In the rush to fund infrastructure to help the nation’s economic recovery, this article from Brookings suggests using some of that for the nonprofit infrastructure and that is a good idea; except for the really bad part of the idea that would ban religious nonprofits from funding when they have traditionally been the most effective at providing help.
An excerpt.
“DECEMBER 22, 2008 — No one knows how deep or prolonged this recession will be but each new batch of figures is scarier than the last.
“For this reason, President-elect Obama has decided to take bold action to prevent further damage and revive the economy with a very large fiscal stimulus package—up to $1 trillion over two years. The list of priorities shows that everything is on the table: tax cuts, aid to state governments, and infrastructure—roads, bridges, schools—plus energy efficiency, broadband access and health-information technology.
“But there is one big sector that got left off the list: human infrastructure—in the form of investments in the nonprofit sector. Investing just 10 percent of the stimulus, or up to $100 billion, in nonprofits is very important, especially since they are also being hit by these hard economic times. By including this sector we can take advantage of a huge network of institutions that work hard every day to improve the welfare of communities and individuals, that will spend the money quickly, that have the capacity to spread the dollars widely, and that in the absence of such help will need to shrink and thus become another drag on the economy.

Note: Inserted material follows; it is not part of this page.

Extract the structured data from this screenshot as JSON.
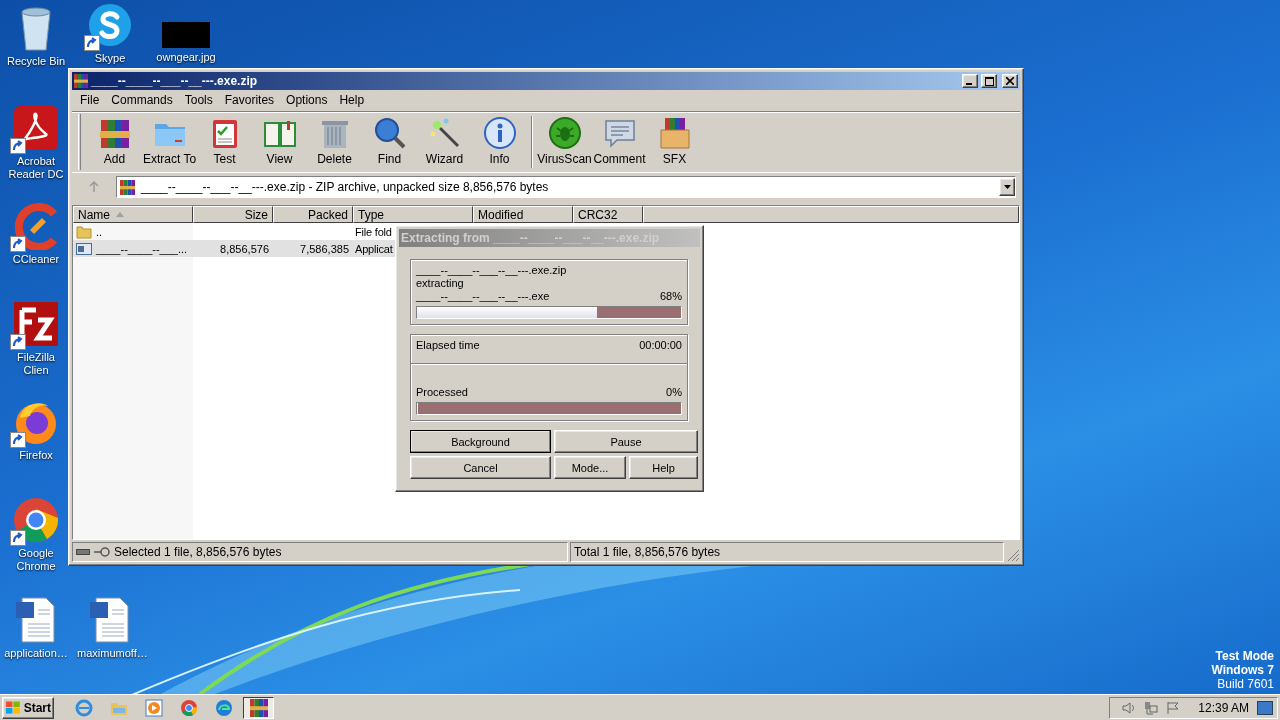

“The nonprofit sector in the U.S. is relatively large and diverse. In 2006, it received almost $1 trillion in revenue and spent or gave away almost all of this. It employs 10 percent of the work force and has grown rapidly in recent years. It includes a wide diversity of organizations from very small, locally-based soup kitchens or mentoring programs to large universities, hospitals, and social service groups like the Red Cross. Unlike the household sector it does virtually no saving and thus any funds provided to this sector will be fully spent and spent in a way that the citizens who voluntarily support such efforts approve. And unlike spending on new infrastructure projects, most of the money will move into the economy very rapidly and employ people with a broad range of skills – skills that go far beyond those needed to repair a highway or create cleaner energy. Finally, without such assistance this sector will shrink, adding to the ranks of the unemployed. Like state governments, this sector must balance its budgets and since it is likely to see a sharp drop in donations as the result of both the recession, and the decline in stock prices or other asset values, it will be forced to cut back thereby adding an additional downward pull on the economy.
“How might an effort to involve this sector be implemented? To keep it simple, one option would be to designate all nonreligious charitable organizations, so-called “public charities” as eligible, to earmark a portion of the stimulus package (say 10 to 20 percent) for this purpose, and to distribute the funds in proportion to the amount each organization reported to the IRS for the prior year. A portion of the funds could also be set aside for the faith-based organizations that provide social services, and allocated by the federal agencies that have been handling this program in the current administration. These organizations need to be treated separately because they are not required to report to the IRS and because it would not be appropriate for taxpayer dollars to be spent on religious activities as opposed to the social service work such organizations often do and do well. It would also be possible to have these same offices handle grants to nonreligious organizations but if we want to get the dollars out quickly and with a minimum of bureaucracy, a simpler option is preferable. It doesn’t get the government in the business of picking and choosing which nonprofits to support, and it still leaves 80 to 90 percent of the package for such conventional items as tax rebates, assistance to state and local governments, extensions of unemployment insurance, food stamps, and infrastructure projects of all kinds.”